La guerre “hybride”, dans laquelle des mercenaires prennent la place d’ armées conventionnelles de pays défaillants, est le nouveau sujet de préoccupation de nos chefs d’état-major.
Le général Burkhard, chef d’état-major actuel de nos armées, entend adapter les forces françaises à cette nouvelle forme de guerre menée par des “proxys”, c’est à dire des mercenaires, des milices ou des sociétés privées, autant d’adversaires qui ne sont pas des armées étatiques ni des groupes armés identifiés.
Si le droit international interdit en principe le recours à des mercenaires et groupes armés privés, les vides et flous juridiques sont si nombreux que les mercenaires pullulent là où les États sont défaillants. On peut lire, dans un rapport de l’ONU daté de juillet 2020, “ces intermédiaires sont utilisés pour peser à distance sur des conflits armés, cependant que leurs commanditaires, y compris des Etats, nient leur implication et cherchent à se dérober face à leurs responsabilités.”
Tout le monde s’y met, même la Chine qui cherche à sécuriser la route de la Soie. Quant aux pays occidentaux, et notamment la France, ils ont recours à ces mercenaires, en principe de façon discrète et parallèle. C’est ainsi que la France pilote les sociétés Amarante et Geos, aux pouvoirs encadrés et limités à la sécurisation d’emprises ou à l’évacuation de personnels privés en zone de guerre. La Libye par exemple est, depuis des années, le théâtre de jeu de milliers de mercenaires du monde entier. Le dernier rapport de l’Inspecteur général du Pentagone en dénombrait environ 10 000 , dont 2000 directement liés au groupe armé russe Wagner.
L’hypothèse de contacts entre Wagner et la junte militaire au pouvoir au Mali est d’ailleurs un sujet de préoccupation pour notre ministère des Armées, où l’on n’a pas oublié que l’on avait laissé des mercenaires prendre pied en Centrafrique, ayant à l’époque “sous-estimé la situation et n’ayant pas jugé utile d’intervenir”.

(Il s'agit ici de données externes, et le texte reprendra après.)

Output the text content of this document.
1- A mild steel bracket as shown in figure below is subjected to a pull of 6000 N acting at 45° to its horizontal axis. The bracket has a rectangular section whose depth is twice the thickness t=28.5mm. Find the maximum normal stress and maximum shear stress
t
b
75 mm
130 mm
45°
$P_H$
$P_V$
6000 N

En attendant, l’armée française cherche une parade à ces adversaires protéiformes. Comme l’explique le général Castres, “la problématique de Wagner et des sociétés privées de sécurité n’est qu’un aspect du sujet. La question ce sont les zones grises, les zones où le droit est absent et où se développent des conflits hybrides, là où les pays occidentaux ne sont pas pas organisés pour agir et où la logique binaire du tout ou rien laisse souvent le champ libre à nos compétiteurs”. Afin de pallier cette lacune, le Général Castres préconise la création d’une structure privée nouvelle, afin “d’être présent à bas bruit par le truchement d’un opérateur privé dans les zones grises des pays en crise,ou en sortie de crise, dans lesquels la France a des intérêts”.